Leicester striker Jamie Vardy is being backed to come through his current 'nervous 90s' spell and score a century of Premier League goals.
Vardy is enduring his worst drought for three years as he is on a run of nine games without a goal, to leave him stuck on 97 in the top flight going into Friday night's clash at Norwich.
Foxes manager Brendan Rodgers insists he is "not worried", and that "it is only a matter of time before he gets back to scoring goals again".
"He doesn't look like the nervous type to me," said Rodgers of the 33-year-old, who scored in eight successive matches from mid-October through to early December but has now only managed one in his last 12 games. "Sometimes you get a run like it.
"Probably when he came back from his (glute) injury (in late January) he was maybe not quite up to speed.
"But I thought against Manchester City (in Saturday's 1-0 home defeat), you saw the return of that running power and speed.
"I have no doubt he will get the goals and beyond that. You don't force it, you don't put the pressure on, he knows that is his job.
"As long as he is contributing, then I'm fine."
Vardy's drought has coincided with Leicester's inconsistent form since mid-December as City have collected just 15 points from the last 36 on offer.

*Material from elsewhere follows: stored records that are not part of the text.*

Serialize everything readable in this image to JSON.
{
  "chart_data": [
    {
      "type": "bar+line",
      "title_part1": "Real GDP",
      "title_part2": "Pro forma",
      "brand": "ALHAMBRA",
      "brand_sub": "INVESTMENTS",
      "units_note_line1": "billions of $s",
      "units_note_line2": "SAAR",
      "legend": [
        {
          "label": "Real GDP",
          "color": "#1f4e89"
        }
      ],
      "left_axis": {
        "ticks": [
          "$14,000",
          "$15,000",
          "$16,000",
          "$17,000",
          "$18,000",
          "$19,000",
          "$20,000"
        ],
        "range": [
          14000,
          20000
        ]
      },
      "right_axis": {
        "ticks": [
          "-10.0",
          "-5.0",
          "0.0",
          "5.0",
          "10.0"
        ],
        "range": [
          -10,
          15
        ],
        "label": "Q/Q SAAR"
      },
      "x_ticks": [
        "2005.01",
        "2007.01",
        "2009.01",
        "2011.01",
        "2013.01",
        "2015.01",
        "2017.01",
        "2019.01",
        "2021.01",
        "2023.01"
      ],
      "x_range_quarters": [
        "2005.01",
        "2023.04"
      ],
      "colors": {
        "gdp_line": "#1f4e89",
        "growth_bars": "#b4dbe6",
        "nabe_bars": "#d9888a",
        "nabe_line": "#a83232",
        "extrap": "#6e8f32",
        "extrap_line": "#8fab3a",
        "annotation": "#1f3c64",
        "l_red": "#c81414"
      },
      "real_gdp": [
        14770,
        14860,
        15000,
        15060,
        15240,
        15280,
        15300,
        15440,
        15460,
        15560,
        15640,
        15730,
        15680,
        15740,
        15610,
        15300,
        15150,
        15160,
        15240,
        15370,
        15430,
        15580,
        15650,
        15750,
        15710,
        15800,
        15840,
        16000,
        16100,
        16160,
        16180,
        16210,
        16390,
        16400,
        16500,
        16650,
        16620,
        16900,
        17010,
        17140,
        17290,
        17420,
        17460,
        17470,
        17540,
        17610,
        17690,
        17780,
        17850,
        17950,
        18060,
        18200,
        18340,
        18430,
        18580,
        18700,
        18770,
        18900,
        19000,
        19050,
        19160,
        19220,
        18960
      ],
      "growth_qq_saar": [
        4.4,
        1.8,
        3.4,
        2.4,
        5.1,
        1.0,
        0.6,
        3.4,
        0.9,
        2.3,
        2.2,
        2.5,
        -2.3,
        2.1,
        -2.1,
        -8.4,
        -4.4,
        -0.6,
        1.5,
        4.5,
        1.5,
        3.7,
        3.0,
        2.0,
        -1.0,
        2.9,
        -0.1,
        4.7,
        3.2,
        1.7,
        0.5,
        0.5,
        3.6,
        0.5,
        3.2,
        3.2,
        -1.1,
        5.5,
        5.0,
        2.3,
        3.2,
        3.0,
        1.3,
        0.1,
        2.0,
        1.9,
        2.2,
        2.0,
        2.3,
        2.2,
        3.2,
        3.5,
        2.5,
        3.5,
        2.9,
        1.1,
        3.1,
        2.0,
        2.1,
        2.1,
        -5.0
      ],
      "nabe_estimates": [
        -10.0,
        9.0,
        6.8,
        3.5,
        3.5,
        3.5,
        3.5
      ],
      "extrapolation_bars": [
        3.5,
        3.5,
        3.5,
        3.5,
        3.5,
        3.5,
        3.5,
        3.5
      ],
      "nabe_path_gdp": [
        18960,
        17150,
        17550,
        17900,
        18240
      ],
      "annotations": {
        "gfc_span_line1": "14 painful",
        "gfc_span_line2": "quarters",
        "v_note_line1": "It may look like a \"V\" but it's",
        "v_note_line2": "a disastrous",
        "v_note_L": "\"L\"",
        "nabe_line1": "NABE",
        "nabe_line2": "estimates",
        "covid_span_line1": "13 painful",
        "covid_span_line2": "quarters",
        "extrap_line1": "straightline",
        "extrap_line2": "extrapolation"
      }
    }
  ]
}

Rodgers knows others players have to chip in, adding: "If you are needing 65 goals in order to get into a position where you want to be, then it's no good having a striker with 40 when the others can't contribute.
"You have threats from various parts of the team, and for long periods of this season we had a central threat with Jamie, and other guys were working hard, and they started to contribute, but it's dried up a little bit.
"It's a team responsibility. The strikers are important, but there are other things.
"Look at Roberto Firmino at Liverpool – he's scored 10, but you look at his influence in the team and what he gives and allows to the other players.
"So it's not just the goals, it's the bigger picture. With Jamie, OK, when he's not scoring, he's creating space for others.
"But it's the responsibility of everyone – full-backs, centre-halves, midfield players, front players, and the guys coming off the bench, too, to contribute."
"Both of those players have been immense for me in the time here," said Rodgers. "It's not just on the pitch, it's their qualities off the pitch that are very important.
"It's so important you have the senior players to drive the standard you create and set as the leader, and both of those guys have been first class with me for that.
"Negotiations with them are ongoing and we'll see where it takes us."